Baignée par les imaginaires du choléra-trophée et pensée dans les registres de la médecine des preuves, qui se targue d’agir sur la base d’interventions dont l’efficacité a été mesurée, la lutte contre le choléra actuelle s’oriente vers des solutions qui ne sont pas celles qui ont historiquement fait preuve de leur efficacité durable contre la maladie, à savoir la mise en place des infrastructures en eau et assainissement. L’exercice actuel de la lutte contre le choléra se pense dans un régime d’exception temporaire pragmatique, une fenêtre d’action qui cherche des dispositifs alternatifs (notamment le vaccin) compatibles avec la médecine des preuves en attendant que les infrastructures classiques soient économiquement à la portée des bourses des pays affectés par le choléra.

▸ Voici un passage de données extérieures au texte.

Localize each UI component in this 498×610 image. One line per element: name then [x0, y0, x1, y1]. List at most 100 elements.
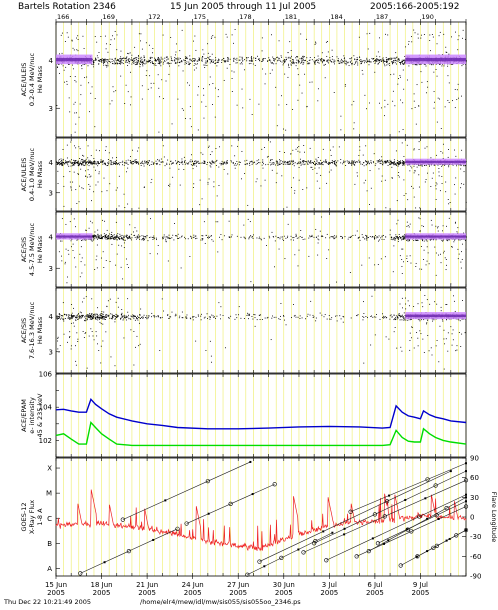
- mass-point: [321, 235, 323, 237]
- mass-point: [457, 258, 459, 260]
- mass-point: [121, 234, 123, 236]
- mass-point: [326, 161, 328, 163]
- mass-point: [172, 163, 174, 164]
- mass-point: [319, 230, 321, 232]
- mass-point: [117, 58, 118, 60]
- mass-point: [139, 343, 141, 345]
- mass-point: [271, 231, 273, 233]
- mass-point: [313, 236, 315, 238]
- mass-point: [91, 164, 93, 166]
- mass-point: [67, 162, 68, 164]
- mass-point: [373, 236, 375, 238]
- mass-point: [445, 51, 447, 53]
- mass-point: [236, 104, 238, 106]
- mass-point: [287, 57, 289, 59]
- mass-point: [230, 161, 232, 163]
- mass-point: [99, 321, 101, 323]
- mass-point: [358, 236, 360, 238]
- mass-point: [95, 236, 97, 238]
- mass-point: [64, 261, 66, 263]
- mass-point: [112, 35, 114, 37]
- mass-point: [297, 150, 299, 152]
- mass-point: [189, 59, 191, 61]
- mass-point: [314, 164, 316, 166]
- mass-point: [422, 239, 424, 241]
- mass-point: [111, 58, 113, 60]
- mass-point: [288, 163, 290, 165]
- mass-point: [74, 163, 76, 165]
- mass-point: [112, 237, 114, 239]
- mass-point: [287, 163, 289, 165]
- mass-point: [366, 33, 368, 35]
- mass-point: [113, 237, 115, 239]
- mass-point: [402, 102, 404, 104]
- mass-point: [98, 60, 100, 61]
- mass-point: [140, 60, 142, 62]
- mass-point: [109, 261, 111, 262]
- mass-point: [127, 159, 129, 161]
- mass-point: [351, 164, 353, 166]
- mass-point: [262, 68, 264, 70]
- mass-point: [436, 340, 438, 341]
- mass-point: [109, 103, 111, 105]
- mass-point: [103, 60, 105, 61]
- mass-point: [346, 160, 348, 162]
- mass-point: [413, 240, 415, 242]
- mass-point: [362, 73, 364, 75]
- mass-point: [160, 59, 162, 61]
- mass-point: [358, 237, 360, 238]
- mass-point: [97, 161, 99, 163]
- mass-point: [130, 162, 132, 163]
- mass-point: [293, 63, 295, 65]
- mass-point: [236, 62, 238, 64]
- mass-point: [439, 31, 441, 33]
- mass-point: [192, 237, 194, 239]
- mass-point: [189, 106, 191, 108]
- mass-point: [58, 158, 60, 160]
- mass-point: [388, 338, 390, 340]
- mass-point: [300, 161, 302, 163]
- mass-point: [457, 232, 459, 234]
- mass-point: [167, 58, 169, 60]
- mass-point: [235, 62, 237, 64]
- mass-point: [420, 230, 421, 232]
- mass-point: [219, 146, 221, 148]
- mass-point: [375, 237, 377, 239]
- mass-point: [89, 188, 91, 190]
- mass-point: [320, 174, 322, 176]
- mass-point: [197, 63, 198, 65]
- mass-point: [340, 60, 342, 62]
- mass-point: [383, 63, 385, 65]
- mass-point: [110, 236, 112, 237]
- mass-point: [101, 161, 103, 163]
- mass-point: [413, 172, 415, 174]
- mass-point: [184, 63, 186, 65]
- mass-point: [304, 161, 306, 163]
- mass-point: [176, 62, 178, 64]
- mass-point: [404, 61, 406, 63]
- mass-point: [156, 60, 157, 62]
- mass-point: [302, 63, 304, 65]
- mass-point: [401, 142, 403, 144]
- mass-point: [75, 226, 76, 228]
- mass-point: [158, 87, 160, 89]
- mass-point: [116, 163, 118, 165]
- mass-point: [359, 149, 361, 151]
- mass-point: [339, 62, 341, 64]
- mass-point: [400, 63, 402, 65]
- mass-point: [109, 58, 111, 60]
- mass-point: [286, 161, 288, 163]
- mass-point: [287, 161, 289, 163]
- mass-point: [102, 160, 104, 162]
- mass-point: [63, 69, 65, 71]
- mass-point: [63, 333, 65, 335]
- mass-point: [353, 122, 355, 124]
- mass-point: [382, 164, 384, 166]
- mass-point: [201, 198, 203, 200]
- mass-point: [129, 162, 131, 164]
- mass-point: [403, 162, 405, 164]
- mass-point: [204, 161, 205, 163]
- mass-point: [128, 238, 130, 239]
- mass-point: [169, 185, 171, 187]
- mass-point: [397, 59, 399, 61]
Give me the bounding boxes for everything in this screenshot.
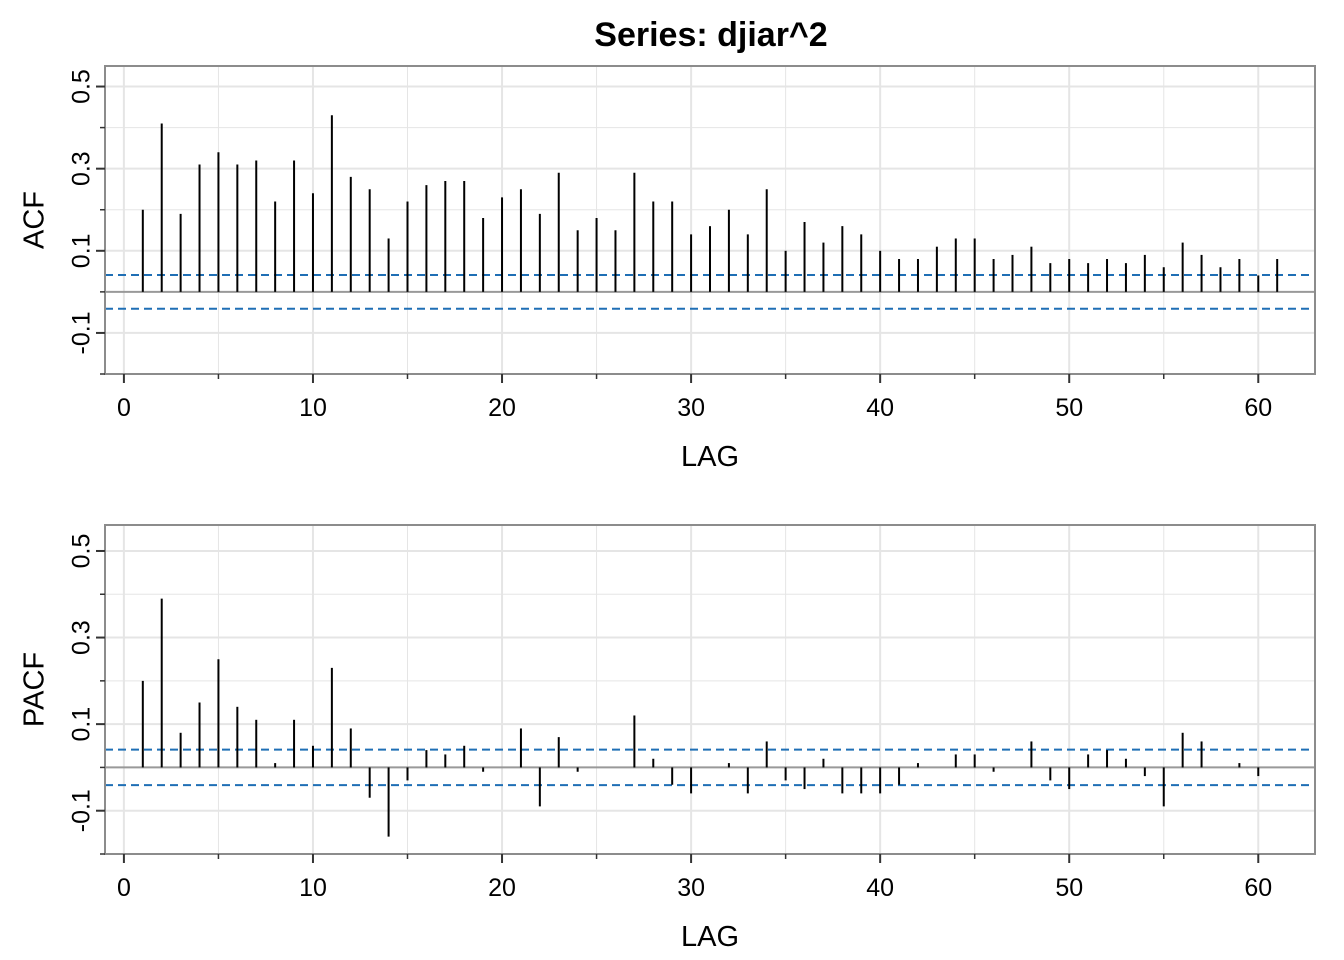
pacf-panel: 0 10 20 30 40 50 60 -0.1 0.1 0.3 0.5 LAG PACF xyxy=(19,524,1316,953)
acf-y-tick-label: 0.5 xyxy=(68,69,96,104)
pacf-x-tick-label: 60 xyxy=(1244,874,1272,902)
pacf-x-tick-label: 50 xyxy=(1055,874,1083,902)
pacf-y-tick-label: 0.5 xyxy=(68,534,96,569)
acf-x-tick-label: 30 xyxy=(677,394,705,422)
acf-plot-frame xyxy=(104,65,1316,375)
acf-y-tick-label: 0.1 xyxy=(68,233,96,268)
acf-x-tick-label: 50 xyxy=(1055,394,1083,422)
pacf-y-axis-label: PACF xyxy=(19,652,51,727)
acf-y-tick-label: 0.3 xyxy=(68,151,96,186)
pacf-y-tick-label: 0.1 xyxy=(68,707,96,742)
chart-title: Series: djiar^2 xyxy=(594,16,827,54)
pacf-x-tick-label: 20 xyxy=(488,874,516,902)
acf-y-tick-label: -0.1 xyxy=(68,311,96,354)
pacf-y-tick-label: -0.1 xyxy=(68,789,96,832)
acf-y-axis-label: ACF xyxy=(19,191,51,249)
pacf-x-tick-label: 30 xyxy=(677,874,705,902)
acf-x-axis-label: LAG xyxy=(681,441,739,473)
pacf-x-tick-label: 10 xyxy=(299,874,327,902)
acf-x-tick-label: 0 xyxy=(117,394,131,422)
acf-x-tick-label: 60 xyxy=(1244,394,1272,422)
acf-x-tick-label: 40 xyxy=(866,394,894,422)
acf-x-tick-label: 10 xyxy=(299,394,327,422)
acf-x-tick-label: 20 xyxy=(488,394,516,422)
pacf-x-tick-label: 40 xyxy=(866,874,894,902)
acf-panel: 0 10 20 30 40 50 60 -0.1 0.1 0.3 0.5 LAG ACF xyxy=(19,65,1316,473)
pacf-plot-frame xyxy=(104,524,1316,855)
pacf-x-tick-label: 0 xyxy=(117,874,131,902)
pacf-x-axis-label: LAG xyxy=(681,921,739,953)
pacf-y-tick-label: 0.3 xyxy=(68,620,96,655)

Ensuite, si ces dispositifs alternatifs requièrent une production importante de connaissances, elle se heurte à des logiques de production de silence et par voie de conséquence, d’ignorance, instruite par des croyances héritées communes sur le choléra-trophée, la simple comptabilisation du choléra pourrait exposer au stigmate d’une pré-modernité.

Ces heurts toutefois, ne sont pas rédhibitoires en ce qui concerne la mise en place des dispositifs de surveillance et de contrôle déployés au sud et en Afrique en particulier. Les logiques de production de connaissances biomédicales et de production de silence (et d’ignorance) sur la maladie sont parfois partagées par les mêmes individus. Ceux-ci sont alors pris dans une « double contrainte » du fait de leur appartenance à la communauté scientifique et leurs attachements professionnels auprès d’institutions de contrôle de la maladie et du flux d’information sur les phénomènes épidémiques se déroulant sur le territoire national.

Ainsi, dans le cadre du projet Africhol j’ai eu la possibilité d’observer ces tensions alors que dans un effort de transformation des données de surveillance en information utilisable d’un point de vue opérationnel par les intervenants d’urgence, nous avions entrepris de relayer sur le réseau social Twitter les confirmations positives de choléra que les partenaires des ministères voulaient bien publier. Bien que de nombreux partenaires se soient « pris au jeu » et aient autorisé la publication

de ces informations, nous avons également eu à essuyer des refus, des mises en suspens de publications au cours de certaines épidémies, lesquelles existaient de fait dans les registres de surveillance, mais n’avaient pas d’existence propre dans le domaine public. Parfois les collaborateurs, très proactifs, devaient revenir sur les accords de principe quant à la publication de l’annonce de l’épidémie sur les sites d’information du projet, parce que l’autorisation finale n’avait pas été accordée par leurs supérieurs au niveau central, et à d’autres occasions, parce que, bien que validée par les responsables ministériels, tel gouvernement local s’opposait à la publication d’informations qu’il jugeait délétères. L’impact sur le commerce, le tourisme ou la dégradation de l’image de bonne gouvernance vis-à-vis des bailleurs internationaux ne sont pas les seuls risques qui se constituent autour de l’annonce des épidémies. Si des élections étaient en vue, le choléra pourrait être brandi comme « preuve » du manque d’avancement du pouvoir en place vers le progrès (autre effet du choléra-trophée comme indicateur de modernité). Ou encore, l’historique de tensions intercommunautaires pourrait être utilisé pour relancer des rumeurs sur l’utilisation du choléra comme arme bactériologique. Les usages sociaux de la nouvelle épidémique font de l’annonce des résultats de la surveillance une affaire bien plus politique qu’une simple opération de comptage épidémiologique ou qu’une simple activité routinière de santé publique comme d’aucuns aiment à présenter la surveillance.